Closer to home, the same physics underpins candidate mechanisms for high‑Tc superconductivity, where electrons form pairs and march in lockstep. Mapping thermal waves and dissipation could guide the design of materials with lower losses and higher critical temperatures. That, in turn, would reshape energy transmission, sensing, and quantum electronics.
A technique built to travel
Because it tags temperature through resonance, the MIT approach avoids fragile infrared thermography and works where light-based methods fail. It can be adapted to other atoms, lattice geometries, and interaction regimes, providing a unified toolkit for quantum materials. The payoff is a direct window on entropy flow—long the missing piece in many-body experiments.
Key advantages include:
- Real-time tracking of thermal waves with high spatial resolution.

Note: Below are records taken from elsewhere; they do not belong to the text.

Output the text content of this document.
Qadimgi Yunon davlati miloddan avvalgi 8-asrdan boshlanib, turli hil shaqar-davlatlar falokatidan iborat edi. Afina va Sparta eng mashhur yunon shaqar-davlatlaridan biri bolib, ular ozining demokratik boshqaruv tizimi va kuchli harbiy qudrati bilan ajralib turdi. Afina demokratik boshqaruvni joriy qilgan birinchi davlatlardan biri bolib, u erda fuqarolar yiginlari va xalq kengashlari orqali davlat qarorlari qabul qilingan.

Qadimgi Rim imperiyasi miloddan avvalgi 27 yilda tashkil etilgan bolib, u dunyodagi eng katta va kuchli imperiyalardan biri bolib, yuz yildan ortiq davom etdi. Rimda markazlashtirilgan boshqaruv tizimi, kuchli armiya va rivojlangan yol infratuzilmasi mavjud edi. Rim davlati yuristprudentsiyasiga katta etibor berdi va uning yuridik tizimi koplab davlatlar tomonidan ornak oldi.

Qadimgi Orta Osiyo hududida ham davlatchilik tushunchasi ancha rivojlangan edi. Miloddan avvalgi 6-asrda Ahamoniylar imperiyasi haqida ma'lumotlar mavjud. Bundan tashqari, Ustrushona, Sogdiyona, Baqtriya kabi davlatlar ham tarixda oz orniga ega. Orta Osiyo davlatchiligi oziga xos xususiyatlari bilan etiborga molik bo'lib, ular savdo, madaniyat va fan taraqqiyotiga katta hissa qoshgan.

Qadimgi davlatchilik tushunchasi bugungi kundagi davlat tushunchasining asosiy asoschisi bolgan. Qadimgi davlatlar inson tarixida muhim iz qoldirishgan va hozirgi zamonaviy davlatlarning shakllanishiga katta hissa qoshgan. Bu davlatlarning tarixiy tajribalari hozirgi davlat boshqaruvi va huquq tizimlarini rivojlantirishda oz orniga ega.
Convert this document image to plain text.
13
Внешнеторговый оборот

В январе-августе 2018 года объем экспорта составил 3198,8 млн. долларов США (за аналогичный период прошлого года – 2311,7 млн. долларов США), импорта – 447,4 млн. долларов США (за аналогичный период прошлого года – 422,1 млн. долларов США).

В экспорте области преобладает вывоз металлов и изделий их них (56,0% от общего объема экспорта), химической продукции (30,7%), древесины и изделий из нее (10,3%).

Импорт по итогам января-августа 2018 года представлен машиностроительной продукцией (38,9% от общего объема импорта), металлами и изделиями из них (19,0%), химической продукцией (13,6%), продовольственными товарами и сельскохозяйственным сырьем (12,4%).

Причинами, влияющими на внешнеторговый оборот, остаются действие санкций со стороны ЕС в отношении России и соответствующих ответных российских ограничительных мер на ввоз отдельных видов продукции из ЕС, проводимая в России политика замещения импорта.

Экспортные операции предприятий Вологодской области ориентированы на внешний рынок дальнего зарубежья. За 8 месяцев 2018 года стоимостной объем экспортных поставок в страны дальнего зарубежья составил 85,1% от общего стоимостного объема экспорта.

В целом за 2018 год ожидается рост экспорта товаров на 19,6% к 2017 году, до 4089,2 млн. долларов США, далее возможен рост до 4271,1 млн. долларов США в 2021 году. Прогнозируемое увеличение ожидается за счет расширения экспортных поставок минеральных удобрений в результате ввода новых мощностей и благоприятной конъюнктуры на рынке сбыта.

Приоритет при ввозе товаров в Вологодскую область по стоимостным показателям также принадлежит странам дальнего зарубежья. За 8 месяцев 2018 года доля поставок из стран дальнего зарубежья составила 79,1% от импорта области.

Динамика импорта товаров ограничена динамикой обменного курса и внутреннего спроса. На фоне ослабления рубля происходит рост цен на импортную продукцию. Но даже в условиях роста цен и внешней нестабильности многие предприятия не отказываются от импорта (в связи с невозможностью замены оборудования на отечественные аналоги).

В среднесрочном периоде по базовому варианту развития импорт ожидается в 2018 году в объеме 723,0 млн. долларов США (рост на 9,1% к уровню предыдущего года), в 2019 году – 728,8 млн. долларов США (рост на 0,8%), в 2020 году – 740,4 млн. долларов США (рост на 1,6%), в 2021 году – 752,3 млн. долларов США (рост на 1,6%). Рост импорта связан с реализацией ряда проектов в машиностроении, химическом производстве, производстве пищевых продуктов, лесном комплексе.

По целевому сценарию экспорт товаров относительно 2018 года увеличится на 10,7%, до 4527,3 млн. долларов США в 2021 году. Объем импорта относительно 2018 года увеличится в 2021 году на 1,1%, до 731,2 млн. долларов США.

- Operation at ultralow temperatures where standard probes struggle.
- Compatibility with tunable interactions, traps, and lattice potentials.
- Applicability to diverse quantum systems beyond lithium‑6 gases.
What the next wave could reveal
With the method established, researchers can now map how second sound couples to vortices, quasiparticles, and collective modes. They can test universality across bosonic and fermionic superfluids, chart non‑equilibrium dynamics, and probe disorder‑driven transitions. Systematic scans should pin down transport coefficients and refine predictive theories.
The ambition goes further: apply similar ideas to strongly correlated electron materials, where imaging entropy could expose the scaffolding of unconventional superconductivity. Each new measurement tightens the feedback loop between experiment and theory, compressing timelines from discovery to design.
A new lens on order in motion
Second sound has stepped from theory into view, carrying heat as a coherent signal through quantum matter. By turning temperature into an image, the MIT team transformed an invisible quantity into a dynamic observable. The result is a sharper, more granular grasp of superfluid order—and a pathway to decoding other enigmatic phases where entropy doesn’t just spread; it sings.